Count bases in BAM/CRAM files
MIT License
298 stars 95 forks source link

how to get the site list for indels? #92

Open breezetown opened 2 years ago

breezetown commented 2 years ago

Hi,we want to run bam-readcount to obtain a file of readcounts for our indels. But we don't know how to define the site list for indels, or how to get the site list from the vcf file from the same sample.

chrisamiller commented 2 years ago

Indels will be reported at the appropriate base as an additional column (for example A:xxxx C:xxxx G:xxxx T:xxxx +A:xxxx). it's straightforward to add these.

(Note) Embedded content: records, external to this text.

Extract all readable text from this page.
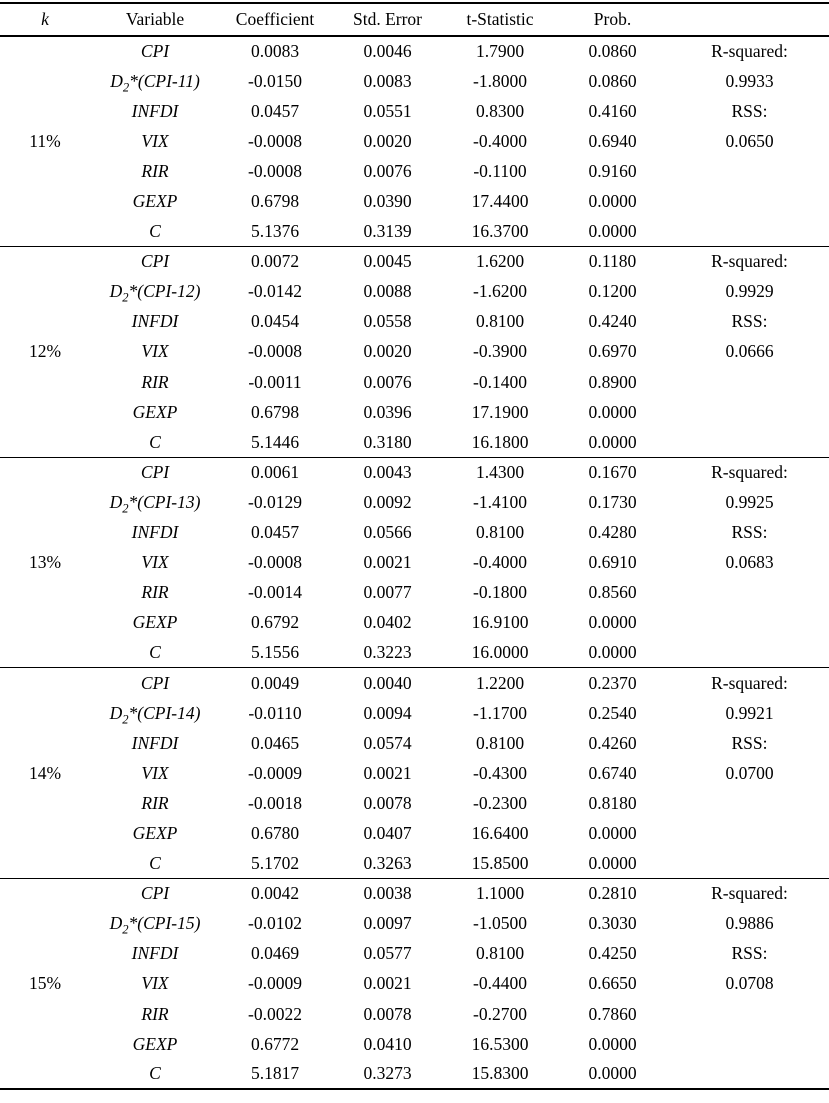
k	Variable	Coefficient	Std. Error	t-Statistic	Prob.	
11%	CPI	0.0083	0.0046	1.7900	0.0860	R-squared:
	$D_2*(CPI-11)$	-0.0150	0.0083	-1.8000	0.0860	0.9933
	INFDI	0.0457	0.0551	0.8300	0.4160	RSS:
	VIX	-0.0008	0.0020	-0.4000	0.6940	0.0650
	RIR	-0.0008	0.0076	-0.1100	0.9160	
	GEXP	0.6798	0.0390	17.4400	0.0000	
	C	5.1376	0.3139	16.3700	0.0000	
12%	CPI	0.0072	0.0045	1.6200	0.1180	R-squared:
	$D_2*(CPI-12)$	-0.0142	0.0088	-1.6200	0.1200	0.9929
	INFDI	0.0454	0.0558	0.8100	0.4240	RSS:
	VIX	-0.0008	0.0020	-0.3900	0.6970	0.0666
	RIR	-0.0011	0.0076	-0.1400	0.8900	
	GEXP	0.6798	0.0396	17.1900	0.0000	
	C	5.1446	0.3180	16.1800	0.0000	
13%	CPI	0.0061	0.0043	1.4300	0.1670	R-squared:
	$D_2*(CPI-13)$	-0.0129	0.0092	-1.4100	0.1730	0.9925
	INFDI	0.0457	0.0566	0.8100	0.4280	RSS:
	VIX	-0.0008	0.0021	-0.4000	0.6910	0.0683
	RIR	-0.0014	0.0077	-0.1800	0.8560	
	GEXP	0.6792	0.0402	16.9100	0.0000	
	C	5.1556	0.3223	16.0000	0.0000	
14%	CPI	0.0049	0.0040	1.2200	0.2370	R-squared:
	$D_2*(CPI-14)$	-0.0110	0.0094	-1.1700	0.2540	0.9921
	INFDI	0.0465	0.0574	0.8100	0.4260	RSS:
	VIX	-0.0009	0.0021	-0.4300	0.6740	0.0700
	RIR	-0.0018	0.0078	-0.2300	0.8180	
	GEXP	0.6780	0.0407	16.6400	0.0000	
	C	5.1702	0.3263	15.8500	0.0000	
15%	CPI	0.0042	0.0038	1.1000	0.2810	R-squared:
	$D_2*(CPI-15)$	-0.0102	0.0097	-1.0500	0.3030	0.9886
	INFDI	0.0469	0.0577	0.8100	0.4250	RSS:
	VIX	-0.0009	0.0021	-0.4400	0.6650	0.0708
	RIR	-0.0022	0.0078	-0.2700	0.7860	
	GEXP	0.6772	0.0410	16.5300	0.0000	
	C	5.1817	0.3273	15.8300	0.0000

If you want to add readcounts to your VCF directly, consider looking at the scripts in VAtools as outlined here: https://pvactools.readthedocs.io/en/latest/pvacseq/input_file_prep/readcounts.html

Hope this helps!

breezetown commented 2 years ago

Thanks, but we can not solve this, if we have a vcf file like this: CHROM POS REF ALT
chr1 1168012 CCTG C
chr1 1356341 TTCC T
chr1 1534913 CGCG C
chr1 1684347 CCCT C
chr1 1684347 CCCT CCCTCCT how to get the site list from this vcf file? Because some indels are compliacted.

chrisamiller commented 2 years ago

Complex indels (like the last one) are not currently well-supported by bam-readcount. The others should be fine, though. if in doubt, pick one, run bam readcount on a small interval around the event and look for the indel to match up as as sanity check.